Global Air Quality Trekkers (GAQT) is an initiative founded by the Engineering Projects in Community Service (EPICS) Program within the Purdue University College of Engineering. Since the creation of the project in the Fall of 2016, the GAQT team has been committed to developing a kitchen design that utilizes natural ventilation to reduce indoor air pollutants in homes in the Nandi community of Kenya. In the Nandi community, traditional cooking methods, which involve the burning of biomass fuels to heat a stove, are still utilized. Because the burning of these fuels takes place inside of the kitchen, the women who are cooking become ill from inhaling the smoke that is emitted from the stove and trapped inside their homes. In the last three years, the GAQT team has worked with the Nandi community to establish a design that increases airflow through the kitchen and reduces the amount of pollutants present.
Kenya is one of many African countries that is significantly impacted by indoor air pollution. In recent years, lower respiratory tract infections have become the leading cause of death in Africa, killing nearly 1 million people in the year 2015. The burning of biomass fuels emits many harmful pollutants, such as carbon monoxide, particulate matter, and other carcinogens, which when inhaled, cause respiratory infections such as chronic obstructive pulmonary disease (COPD) and pneumonia. Women and children are most affected by these diseases since they are responsible for household chores such as cooking and cleaning, and are therefore inside their homes for long periods of time.

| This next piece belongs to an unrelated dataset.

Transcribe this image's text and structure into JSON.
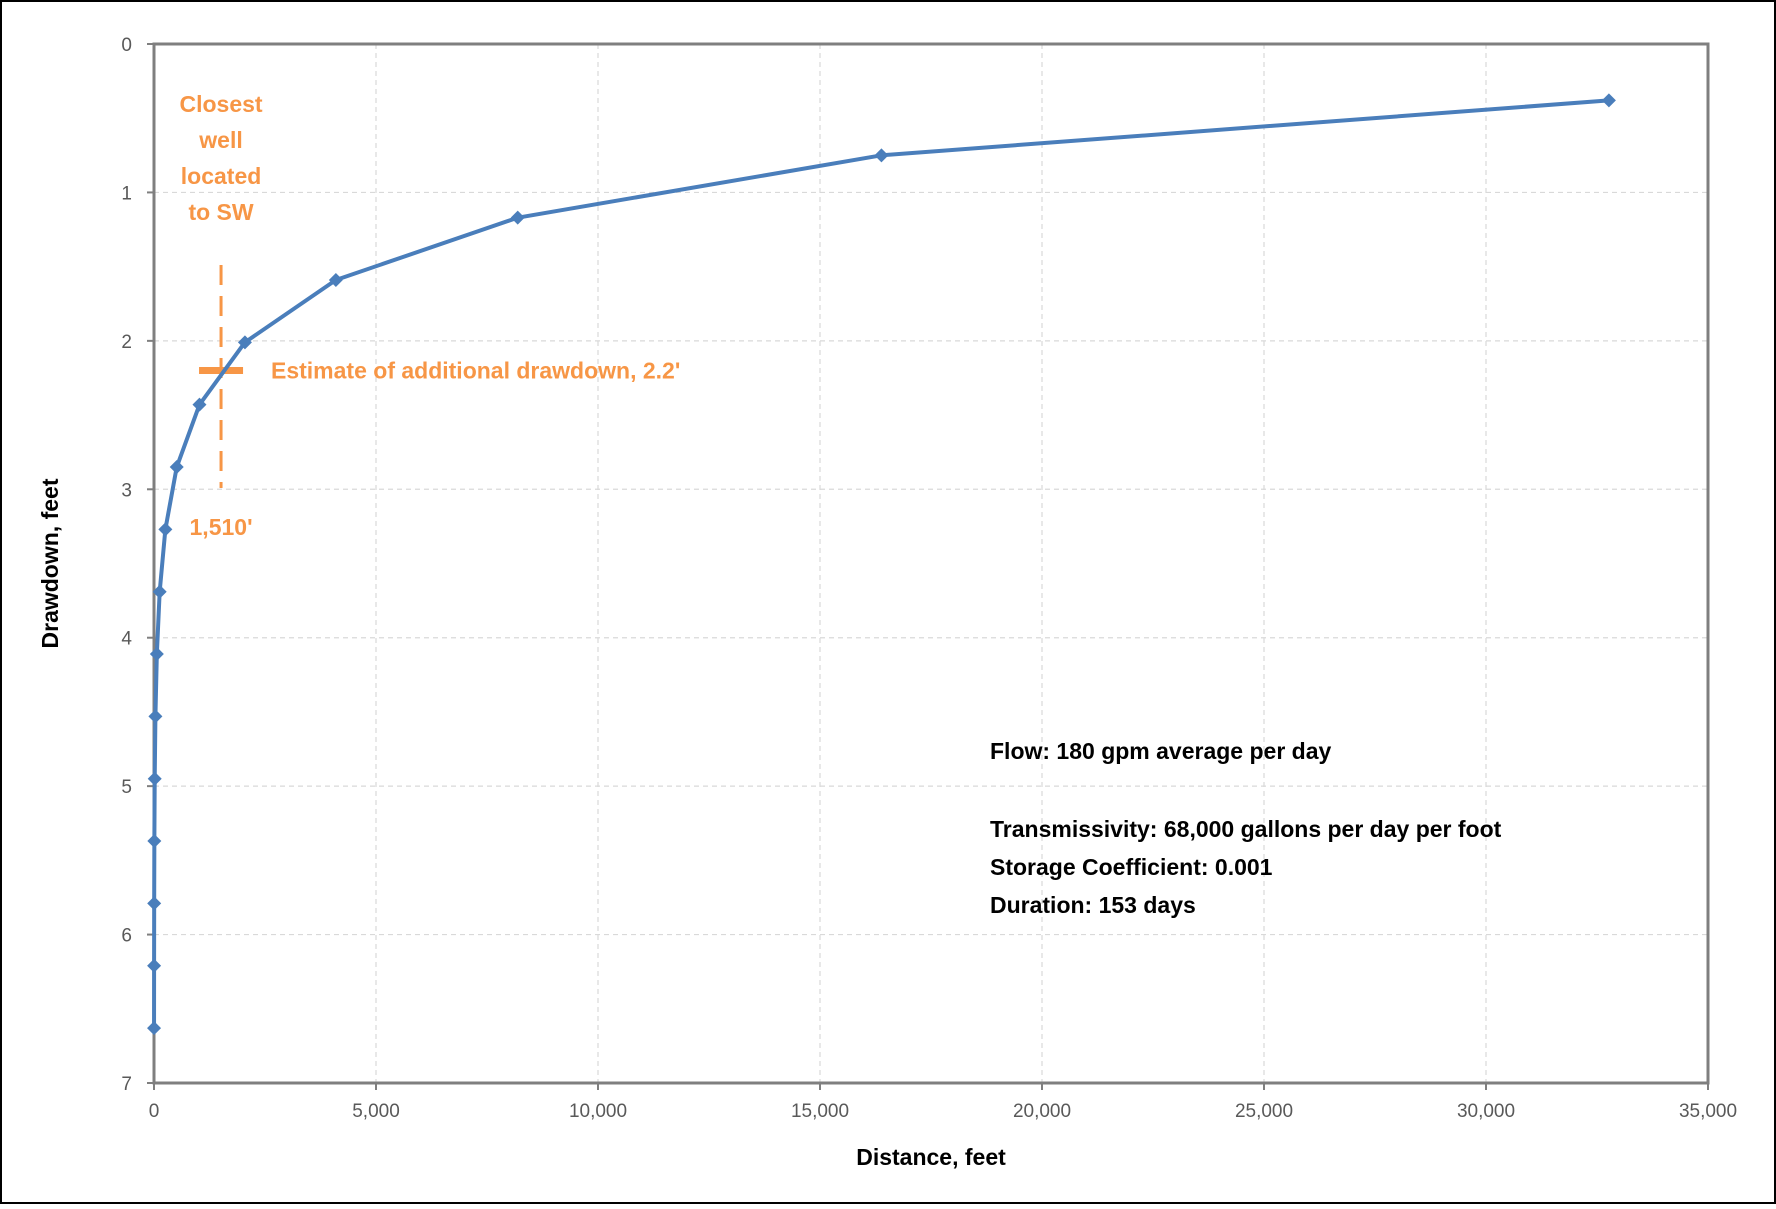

Cooking is an important part of the culture in Nandi, and it has proven ineffective to try changing the long standing cooking traditions of the community. So in order to reduce the amount of pollutants present inside the home, the women of the Nandi community decided to approach this problem in a different way. By changing the way their kitchens are ventilated, they were able to reduce the amount of indoor air pollutants without changing their cooking traditions. The Global Air Quality Trekkers are committed to improving upon these kitchen modifications utilized by the women of Nandi.

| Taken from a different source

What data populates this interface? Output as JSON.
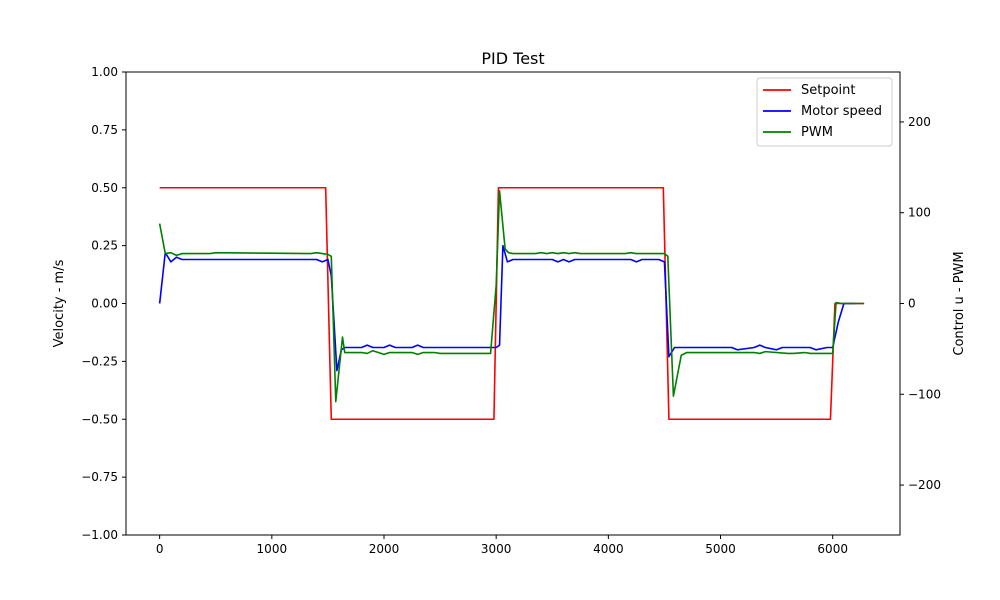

Through the collaboration of AMPATH, Moi University, and the women of the Nandi community, a kitchen design was created that reduced the amount of indoor pollutants present inside homes. This kitchen design had modifications such as an added chimney, a roof vent, and additional windows that were strategically placed in order to align with the dominant wind direction. When the GAQT team traveled to Kenya in May 2019, they found that the modified kitchens had reduced the amount of indoor air pollution by about 90%. The team’s goal in 2020 is to make any necessary design improvements to the current Modified Kitchen design while exploring cleaner fuel alternatives and spreading the word about the benefits of these new kitchens.